The intricate interplay of cellular signaling pathways provides a beehive of biologic activity in the nucleus. Understanding how these pathways function and dysfunction not only helps trace the roots of cancers and genetic disorders but also suggests new therapeutic targets. At the recently held Gordon Conference on “Signal Transduction within the Nucleus,” GEN spoke with several presenters who shared their insights into this cutting-edge field.
“Behold the awesome power of yeast genetics and biochemistry,” proclaimed Ali Shilatifard, Ph.D., investigator with the Stowers Institute, as he began his keynote address. Dr. Shilatifard, who also was a co-organizer of the conference, described lessons learned from yeast about human leukemia. “My research focuses on work related to lymphocytic leukemia and mixed-lineage leukemia (MLL).
“This childhood cancer results from translocations in the MLL gene on chromosome 11. For unknown reasons, the gene appears to break in infancy. Its translocation causes leukemia with a very poor prognosis. This gene was discovered over 25 years ago by clinicians, however for a long time we did not understand its function. Therefore, we decided to take the road less traveled and use yeast as a model system to investigate the molecular functions of the MLL homologue.”
According to Dr. Shilatifard, Saccharomyces cerevisiae expresses an MLL homologue called Set1. “Yeast has been a great model system to begin dissecting our way through this pathway. We found that Set1 is a component of a larger complex we named COMPASS (complex proteins associated with Set1). Human MLL is also found in a COMPASS-like complex. Further, we determined that COMPASS can modify histone methylation, and based on these findings it was demonstrated that the MLL complex is also a histone methylase. This gives us clues as to how to find possible therapeutic targets. For example, inhibiting or modulating methylation/demethylation could be the basis for targeted treatments.”
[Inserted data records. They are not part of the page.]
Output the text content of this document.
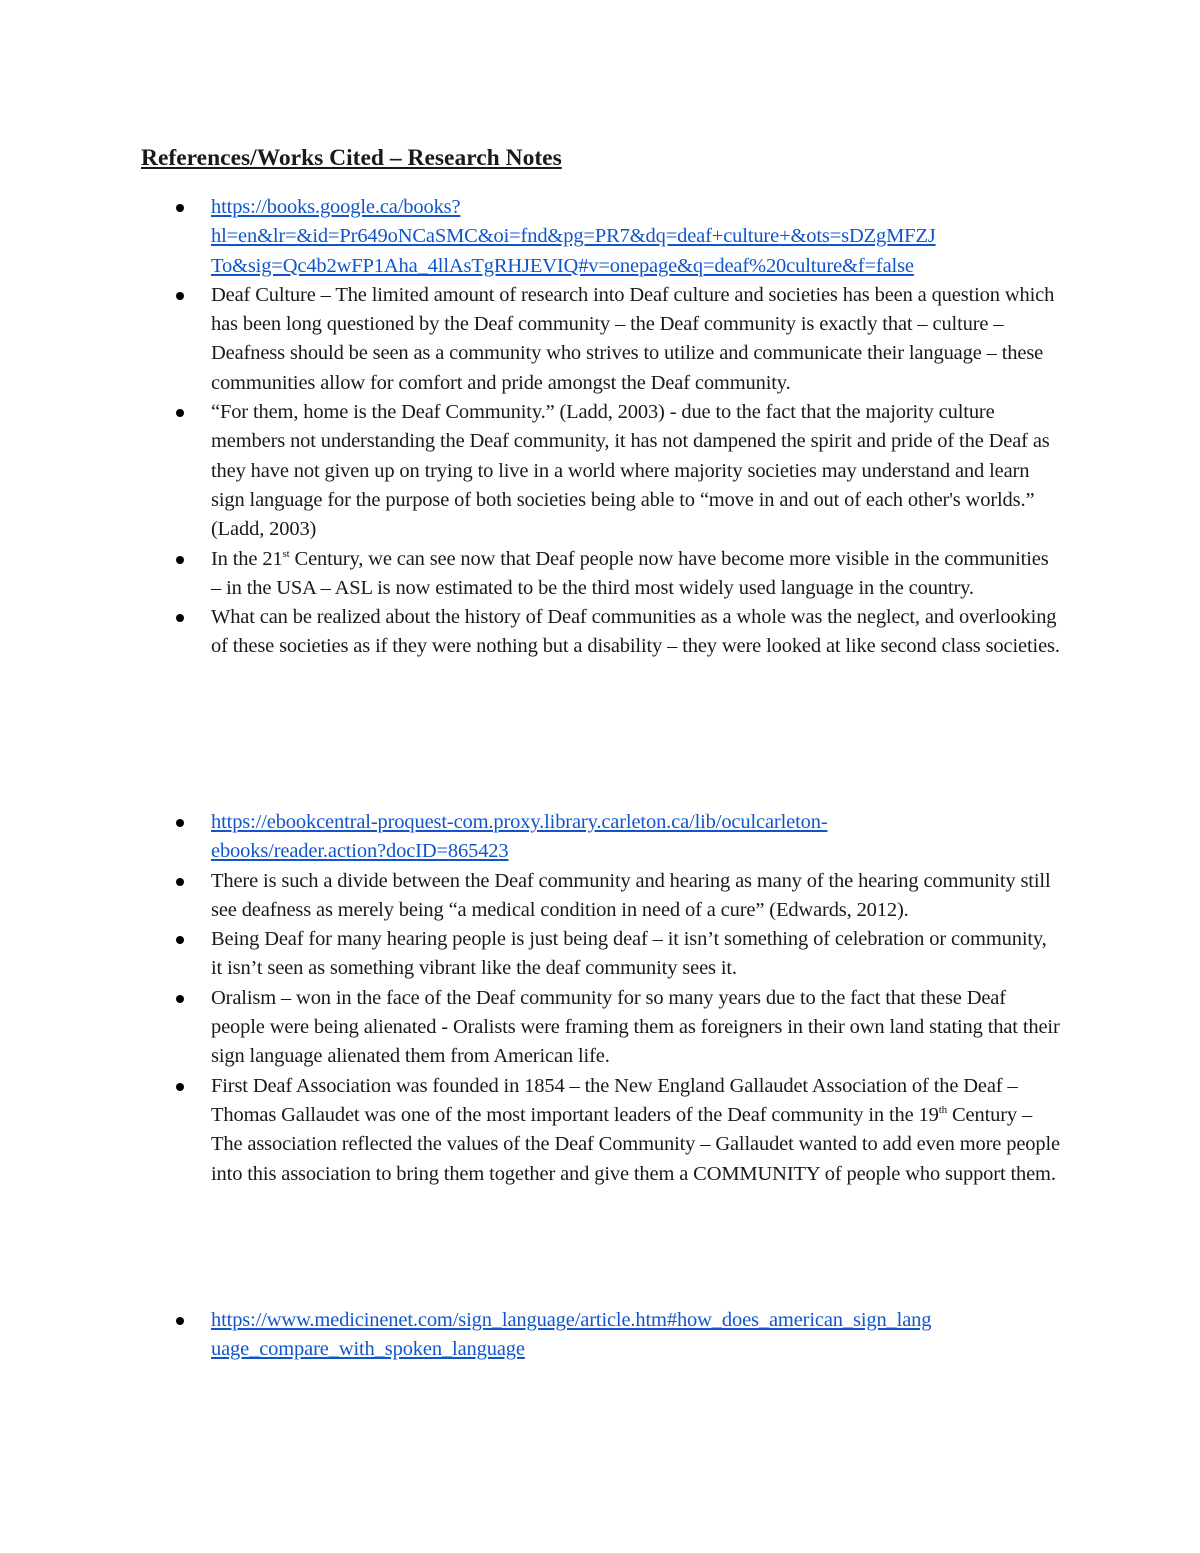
References/Works Cited – Research Notes
https://books.google.ca/books?
hl=en&lr=&id=Pr649oNCaSMC&oi=fnd&pg=PR7&dq=deaf+culture+&ots=sDZgMFZJ
To&sig=Qc4b2wFP1Aha_4llAsTgRHJEVIQ#v=onepage&q=deaf%20culture&f=false
Deaf Culture – The limited amount of research into Deaf culture and societies has been a question which has been long questioned by the Deaf community – the Deaf community is exactly that – culture – Deafness should be seen as a community who strives to utilize and communicate their language – these communities allow for comfort and pride amongst the Deaf community.
“For them, home is the Deaf Community.” (Ladd, 2003) - due to the fact that the majority culture members not understanding the Deaf community, it has not dampened the spirit and pride of the Deaf as they have not given up on trying to live in a world where majority societies may understand and learn sign language for the purpose of both societies being able to “move in and out of each other's worlds.” (Ladd, 2003)
In the 21st Century, we can see now that Deaf people now have become more visible in the communities – in the USA – ASL is now estimated to be the third most widely used language in the country.
What can be realized about the history of Deaf communities as a whole was the neglect, and overlooking of these societies as if they were nothing but a disability – they were looked at like second class societies.
https://ebookcentral-proquest-com.proxy.library.carleton.ca/lib/oculcarleton-
ebooks/reader.action?docID=865423
There is such a divide between the Deaf community and hearing as many of the hearing community still see deafness as merely being “a medical condition in need of a cure” (Edwards, 2012).
Being Deaf for many hearing people is just being deaf – it isn’t something of celebration or community, it isn’t seen as something vibrant like the deaf community sees it.
Oralism – won in the face of the Deaf community for so many years due to the fact that these Deaf people were being alienated - Oralists were framing them as foreigners in their own land stating that their sign language alienated them from American life.
First Deaf Association was founded in 1854 – the New England Gallaudet Association of the Deaf – Thomas Gallaudet was one of the most important leaders of the Deaf community in the 19th Century – The association reflected the values of the Deaf Community – Gallaudet wanted to add even more people into this association to bring them together and give them a COMMUNITY of people who support them.
https://www.medicinenet.com/sign_language/article.htm#how_does_american_sign_lang
uage_compare_with_spoken_language
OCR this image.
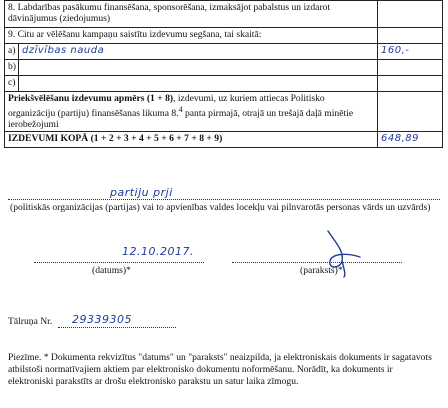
8. Labdarības pasākumu finansēšana, sponsorēšana, izmaksājot pabalstus un izdarot dāvinājumus (ziedojumus)		
9. Citu ar vēlēšanu kampaņu saistītu izdevumu segšana, tai skaitā:		
a)	dzīvības nauda	160,-
b)		
c)		
Priekšvēlēšanu izdevumu apmērs (1 + 8), izdevumi, uz kuriem attiecas Politisko organizāciju (partiju) finansēšanas likuma 8.$^4$ panta pirmajā, otrajā un trešajā daļā minētie ierobežojumi		
IZDEVUMI KOPĀ (1 + 2 + 3 + 4 + 5 + 6 + 7 + 8 + 9)		648,89
partiju prji
(politiskās organizācijas (partijas) vai to apvienības valdes locekļu vai pilnvarotās personas vārds un uzvārds)
12.10.2017.
(datums)*	(paraksts)*
Tālruņa Nr. 29339305
Piezīme. * Dokumenta rekvizītus "datums" un "paraksts" neaizpilda, ja elektroniskais dokuments ir sagatavots atbilstoši normatīvajiem aktiem par elektronisko dokumentu noformēšanu. Norādīt, ka dokuments ir elektroniski parakstīts ar drošu elektronisko parakstu un satur laika zīmogu.
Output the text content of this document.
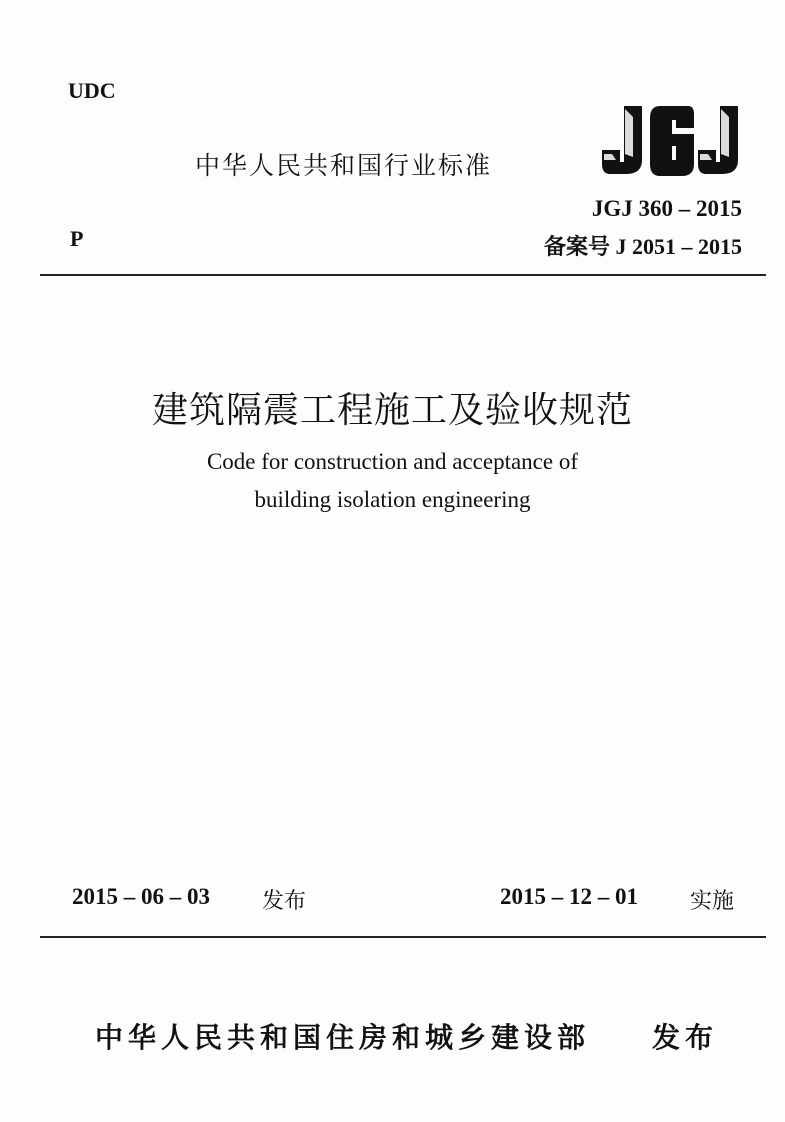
UDC
中华人民共和国行业标准
JGJ 360 – 2015
P	备案号 J 2051 – 2015
建筑隔震工程施工及验收规范
Code for construction and acceptance of
building isolation engineering
2015 – 06 – 03 发布	2015 – 12 – 01 实施
中华人民共和国住房和城乡建设部 发布
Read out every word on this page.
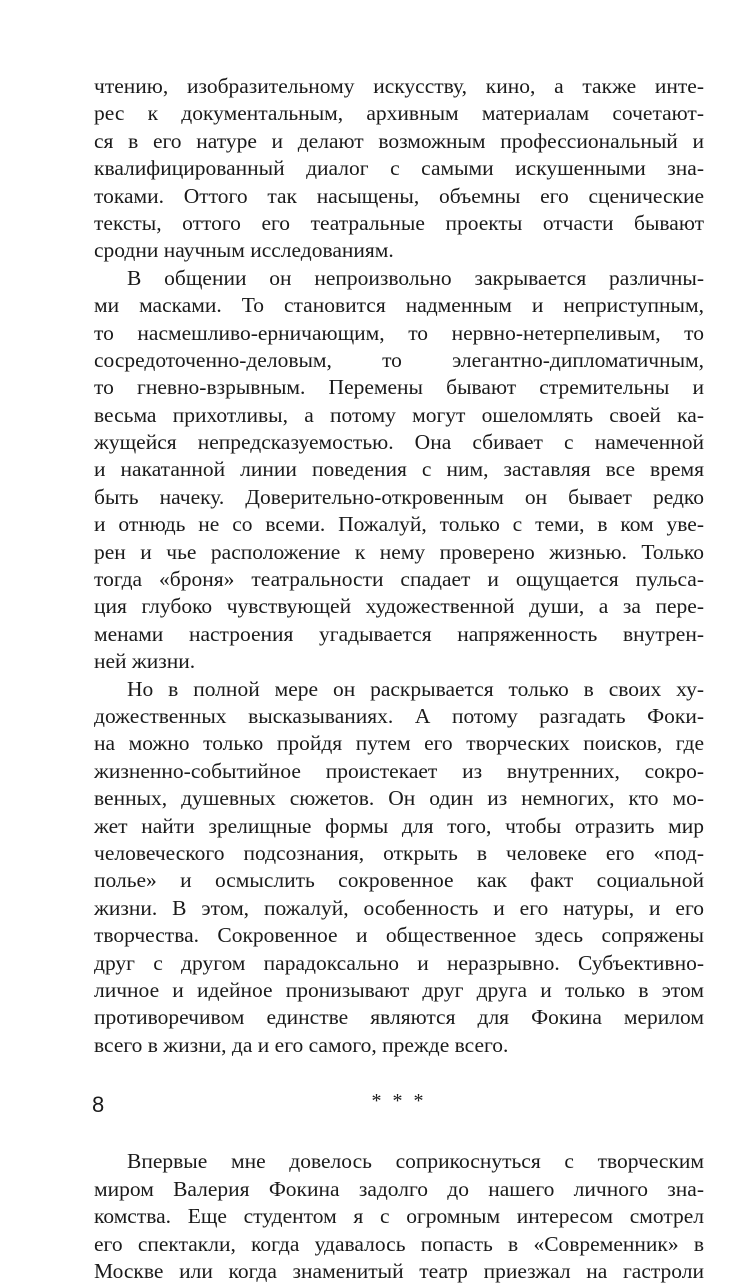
чтению, изобразительному искусству, кино, а также инте-
рес к документальным, архивным материалам сочетают-
ся в его натуре и делают возможным профессиональный и
квалифицированный диалог с самыми искушенными зна-
токами. Оттого так насыщены, объемны его сценические
тексты, оттого его театральные проекты отчасти бывают
сродни научным исследованиям.
В общении он непроизвольно закрывается различны-
ми масками. То становится надменным и неприступным,
то насмешливо-ерничающим, то нервно-нетерпеливым, то
сосредоточенно-деловым, то элегантно-дипломатичным,
то гневно-взрывным. Перемены бывают стремительны и
весьма прихотливы, а потому могут ошеломлять своей ка-
жущейся непредсказуемостью. Она сбивает с намеченной
и накатанной линии поведения с ним, заставляя все время
быть начеку. Доверительно-откровенным он бывает редко
и отнюдь не со всеми. Пожалуй, только с теми, в ком уве-
рен и чье расположение к нему проверено жизнью. Только
тогда «броня» театральности спадает и ощущается пульса-
ция глубоко чувствующей художественной души, а за пере-
менами настроения угадывается напряженность внутрен-
ней жизни.
Но в полной мере он раскрывается только в своих ху-
дожественных высказываниях. А потому разгадать Фоки-
на можно только пройдя путем его творческих поисков, где
жизненно-событийное проистекает из внутренних, сокро-
венных, душевных сюжетов. Он один из немногих, кто мо-
жет найти зрелищные формы для того, чтобы отразить мир
человеческого подсознания, открыть в человеке его «под-
полье» и осмыслить сокровенное как факт социальной
жизни. В этом, пожалуй, особенность и его натуры, и его
творчества. Сокровенное и общественное здесь сопряжены
друг с другом парадоксально и неразрывно. Субъективно-
личное и идейное пронизывают друг друга и только в этом
противоречивом единстве являются для Фокина мерилом
всего в жизни, да и его самого, прежде всего.
* * *
Впервые мне довелось соприкоснуться с творческим
миром Валерия Фокина задолго до нашего личного зна-
комства. Еще студентом я с огромным интересом смотрел
его спектакли, когда удавалось попасть в «Современник» в
Москве или когда знаменитый театр приезжал на гастроли
8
Lately, model systems have been ignored and sidelined by funding agencies in favor of translational studies, noted Dr. Shilatifard. “I think some people do not understand the absolute power of a model system. Sarah Palin, for example, asked why should we study fruit flies. However, Drosophila, yeast, zebrafish, and other simple model systems all have the capacity to provide us with much-needed information.”